Не нужно было быть полиглотом, чтобы перевести название. «Преступная тубероза»!

– Редкие духи? Дорогие?

– Не знаю… Наверняка не дешевые.

– Украшения? Кольца, серьги, часы?

– Сережек Кира не носила, у нее и уши-то не были проколоты. Всегда носила кольцо. Непростое такое кольцо, сделанное на заказ. Буква «К», увитая такими… цветами, что ли, вьющимися… И с бриллиантиками. Она всегда его носила, никогда не снимала. Оно одно такое.

– Ясно.
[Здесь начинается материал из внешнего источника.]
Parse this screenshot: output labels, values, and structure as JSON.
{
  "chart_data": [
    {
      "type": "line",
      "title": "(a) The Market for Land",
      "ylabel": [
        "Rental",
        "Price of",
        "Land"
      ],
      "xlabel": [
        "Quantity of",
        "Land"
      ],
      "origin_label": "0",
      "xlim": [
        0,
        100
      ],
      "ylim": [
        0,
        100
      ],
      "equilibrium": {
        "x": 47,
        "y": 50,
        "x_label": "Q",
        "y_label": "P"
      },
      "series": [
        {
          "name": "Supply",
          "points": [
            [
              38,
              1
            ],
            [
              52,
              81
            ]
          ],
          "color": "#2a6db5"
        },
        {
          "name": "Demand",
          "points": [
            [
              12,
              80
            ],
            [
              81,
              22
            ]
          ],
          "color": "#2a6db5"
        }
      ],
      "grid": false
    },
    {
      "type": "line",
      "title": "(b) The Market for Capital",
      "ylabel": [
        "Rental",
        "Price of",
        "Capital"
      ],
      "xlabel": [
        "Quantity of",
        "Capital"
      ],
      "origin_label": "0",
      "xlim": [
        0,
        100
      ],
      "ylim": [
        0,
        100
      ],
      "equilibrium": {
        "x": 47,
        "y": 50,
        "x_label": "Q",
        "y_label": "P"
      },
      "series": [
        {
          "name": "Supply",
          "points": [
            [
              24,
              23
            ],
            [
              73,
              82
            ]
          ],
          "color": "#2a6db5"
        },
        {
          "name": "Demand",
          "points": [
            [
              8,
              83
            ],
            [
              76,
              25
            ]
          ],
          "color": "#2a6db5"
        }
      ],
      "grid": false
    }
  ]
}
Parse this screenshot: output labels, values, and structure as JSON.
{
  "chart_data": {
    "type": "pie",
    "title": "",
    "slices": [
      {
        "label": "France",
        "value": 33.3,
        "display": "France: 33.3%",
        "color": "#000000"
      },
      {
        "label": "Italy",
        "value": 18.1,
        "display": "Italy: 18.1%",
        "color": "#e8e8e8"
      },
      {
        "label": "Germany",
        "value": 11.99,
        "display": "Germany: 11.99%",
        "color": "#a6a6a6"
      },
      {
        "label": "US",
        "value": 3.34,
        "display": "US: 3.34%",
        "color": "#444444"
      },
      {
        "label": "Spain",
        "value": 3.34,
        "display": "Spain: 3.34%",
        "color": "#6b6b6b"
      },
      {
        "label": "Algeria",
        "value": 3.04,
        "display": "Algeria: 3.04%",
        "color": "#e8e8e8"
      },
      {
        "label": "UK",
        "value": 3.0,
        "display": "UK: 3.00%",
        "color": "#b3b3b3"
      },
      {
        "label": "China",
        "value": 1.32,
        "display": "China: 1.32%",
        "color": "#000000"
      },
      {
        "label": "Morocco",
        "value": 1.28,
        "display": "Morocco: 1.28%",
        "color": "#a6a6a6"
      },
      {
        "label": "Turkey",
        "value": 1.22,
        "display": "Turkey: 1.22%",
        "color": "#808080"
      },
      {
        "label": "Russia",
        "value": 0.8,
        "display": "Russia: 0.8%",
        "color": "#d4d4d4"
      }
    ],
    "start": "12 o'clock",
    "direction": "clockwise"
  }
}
А много денег у нее на кредитной карточке?

– Даже не знаю.

Конечно, она не знает. Баловали девчонку, как принцессу, вот и расплачиваются теперь…

– Так вы полагаете, с ней все в порядке? – в который раз робко, но назойливо переспросила мамаша беглянки. Голос у нее был богатый, в нем переливались бархатно-красные, глубинно-синие тона.

– Я не могу этого утверждать, – в который раз повторил Кленов со вздохом. – Основываясь на личном опыте, могу сообщить: двадцатилетие девушки уходят из дома очень часто. Особенно после конфликтов с родителями. У вас были конфликты? Столкновения?

Следователь, следователь с усталыми глазами, похожий на всех следователей героически-романтического кино о преступлениях и наказаниях! Следователь в потертых джинсах и вытянутом сером свитере, с красивой фамилией Кленов! Понимаешь ли ты, о чем и о ком ты говоришь? Вот это угловатое слово «конфликт», которое так гладко звучит теперь в выпусках новостей из уст холеных ведущих – прилагательное «вооруженный» как-то сглаживает и облагораживает его, но оно ведь на самом деле означает войну. Конфликт – это война, только об этом запрещено говорить холеным ведущим обоего пола. Это просто война, а какая война могла быть между матерью и дочерью? Между Александрой и ее странной, ни на кого не похожей, не от мира сего девочкой?

– Нет. У нас не было конфликтов.

– Видите ли, молодой человек, – ласково пропела старая карга, тетушка беглянки, – у нас в семье не было никаких столкновений и быть не могло. Речь идет о другом. Кира… Она странный человек, странная девушка, очень замкнутая, очень своевольная. Она могла обидеться на что-нибудь или на кого-нибудь. Что-то ее могло ранить. Обычно в таких случаях она уходила в себя… Но могла уйти и из дома. Я это допускаю.

– Почему? – заинтересовался Кленов. – Почему допускаете? – И получил, чего хотел. Идиотский ответ на идиотский вопрос:

– Я гадала на картах. Кире выпала дальняя дорога.

– И все? – уточнил Кленов.

– Нет, – вступила мамаша. – Она уже уходила из дома один раз. Ей было двенадцать.

– Как это произошло?

Следователь Кленов, как тебе рассказать об этом? Девочка пришла из школы. Из отвратительной школы, серого казенного дома, где в классах душно и пахнет мелом и чернилами, а в коридорах – холодно, пахнет хлоркой и подмышками. Нет-нет, это другая школа. Это элитный лицей, в ней пахнет только цветами и детской радостью, в крайнем случае – освежителем воздуха из разноцветного баллончика. Киру ни за что не отдали бы в дурпопахнущее казенное заведение, но в сознании Александры школа всегда оставалась школой ее личного зябкого детства. Она неохотно отпустила туда дочь, хотя сознавала, что не права, и Галина говорила о том же. Тот памятный разговор можно было бы назвать конфликтом, тот громкий разговор между двумя громкоголосыми сестрами, старшей и младшей.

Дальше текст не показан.